Epitaxial Electrodeposition of Optically Transparent Hole-Conducting CuI on n-Si(111)

The expansion of future optoelectronic materials into transparent flexible electronics, perovskite, organic, and tandem photovoltaics depends on the development of high-performance p-type materials with optical transparency. We introduce the epitaxial growth of gamma-CuI, a wide band gap p-type semiconductor with the zinc blende structure, on single crystalline Si(111) using a simple, cost-effective, room-temperature electrochemical method. The deposited epitaxial film grows with a high degree of in-plane and out-of-plane order, templated by the Si(111) substrate. A deposition mechanism is proposed, in which epitaxial CuI seed crystals are nucleated on the freshly etched n-Si(111) surface, followed by the simultaneous oxidation of Si to form a thin layer of SiOx and the lateral overgrowth of the CuI seeds into a continuous film.
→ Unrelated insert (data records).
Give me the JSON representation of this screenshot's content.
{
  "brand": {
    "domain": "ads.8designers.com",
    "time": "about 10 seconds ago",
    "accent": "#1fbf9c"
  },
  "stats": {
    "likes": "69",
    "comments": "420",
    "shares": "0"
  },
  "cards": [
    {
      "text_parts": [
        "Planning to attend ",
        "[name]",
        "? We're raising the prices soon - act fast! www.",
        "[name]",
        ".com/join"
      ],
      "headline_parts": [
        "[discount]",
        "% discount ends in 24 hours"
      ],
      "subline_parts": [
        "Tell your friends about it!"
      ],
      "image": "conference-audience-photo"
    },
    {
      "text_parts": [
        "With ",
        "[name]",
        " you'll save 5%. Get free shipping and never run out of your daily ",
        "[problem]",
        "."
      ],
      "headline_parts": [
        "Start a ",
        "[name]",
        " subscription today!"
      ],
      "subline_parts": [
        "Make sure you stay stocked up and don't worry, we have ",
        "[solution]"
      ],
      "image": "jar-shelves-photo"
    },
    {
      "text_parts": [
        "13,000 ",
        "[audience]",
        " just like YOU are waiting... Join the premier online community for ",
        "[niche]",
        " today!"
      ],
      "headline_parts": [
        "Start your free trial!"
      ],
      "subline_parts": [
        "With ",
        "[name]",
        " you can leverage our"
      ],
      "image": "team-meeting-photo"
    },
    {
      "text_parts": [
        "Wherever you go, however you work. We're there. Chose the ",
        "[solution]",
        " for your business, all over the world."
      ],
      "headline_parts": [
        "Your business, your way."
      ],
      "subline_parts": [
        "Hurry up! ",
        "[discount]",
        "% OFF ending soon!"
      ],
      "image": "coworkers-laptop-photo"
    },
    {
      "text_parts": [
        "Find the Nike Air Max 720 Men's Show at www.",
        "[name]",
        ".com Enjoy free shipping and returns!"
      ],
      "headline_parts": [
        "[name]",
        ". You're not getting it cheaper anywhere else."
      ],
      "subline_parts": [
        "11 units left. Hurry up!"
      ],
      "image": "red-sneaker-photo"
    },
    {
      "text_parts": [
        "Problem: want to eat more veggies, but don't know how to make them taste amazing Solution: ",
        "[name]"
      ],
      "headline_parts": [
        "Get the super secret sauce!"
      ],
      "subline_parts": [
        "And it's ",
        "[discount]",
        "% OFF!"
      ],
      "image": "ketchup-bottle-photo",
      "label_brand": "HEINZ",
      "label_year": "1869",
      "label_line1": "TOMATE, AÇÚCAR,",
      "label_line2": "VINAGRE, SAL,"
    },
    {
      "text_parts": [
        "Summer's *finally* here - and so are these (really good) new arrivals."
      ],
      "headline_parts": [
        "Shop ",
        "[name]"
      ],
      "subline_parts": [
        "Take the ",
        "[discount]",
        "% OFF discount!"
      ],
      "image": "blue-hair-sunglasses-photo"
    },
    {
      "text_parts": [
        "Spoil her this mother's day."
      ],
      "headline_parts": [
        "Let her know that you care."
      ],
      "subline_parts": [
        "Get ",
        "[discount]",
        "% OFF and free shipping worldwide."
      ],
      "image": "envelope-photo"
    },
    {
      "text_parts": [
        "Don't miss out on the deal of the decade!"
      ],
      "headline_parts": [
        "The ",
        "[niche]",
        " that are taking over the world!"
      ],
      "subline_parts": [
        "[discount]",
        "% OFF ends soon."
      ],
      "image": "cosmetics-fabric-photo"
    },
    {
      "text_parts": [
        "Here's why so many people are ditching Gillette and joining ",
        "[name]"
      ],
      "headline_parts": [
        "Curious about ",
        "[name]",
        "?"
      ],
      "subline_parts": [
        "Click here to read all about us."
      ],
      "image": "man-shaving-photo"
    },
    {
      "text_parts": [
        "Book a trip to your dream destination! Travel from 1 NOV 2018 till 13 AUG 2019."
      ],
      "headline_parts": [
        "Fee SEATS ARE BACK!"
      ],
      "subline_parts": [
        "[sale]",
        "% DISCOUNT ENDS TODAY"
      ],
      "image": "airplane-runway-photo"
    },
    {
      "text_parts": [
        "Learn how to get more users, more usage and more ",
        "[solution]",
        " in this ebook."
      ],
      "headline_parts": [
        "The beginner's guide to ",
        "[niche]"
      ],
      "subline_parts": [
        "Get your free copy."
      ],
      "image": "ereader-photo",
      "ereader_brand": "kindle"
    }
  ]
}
The rectifying p-CuI/SiOx/n-Si heterojunction diode shows an ideality factor of 1.5, a built-in voltage of 0.67 V, and a barrier height of 0.91 eV. The epitaxial CuI film has been epitaxially lifted off by chemical etching to produce textured CuI foils with an out-of-plane and in-plane order that mimics that of single crystals.

Automated summary

The development of future optoelectronic materials relies on the high-performance p-type materials with optical transparency. Epitaxial growth of gamma-CuI on single crystalline Si(111) using a room-temperature electrochemical method demonstrates high in-plane and out-of-plane order. The deposition mechanism involves nucleating CuI seed crystals on n-Si(111) and simultaneous oxidation of Si to form SiOx, resulting in the lateral overgrowth of CuI seeds into a continuous film.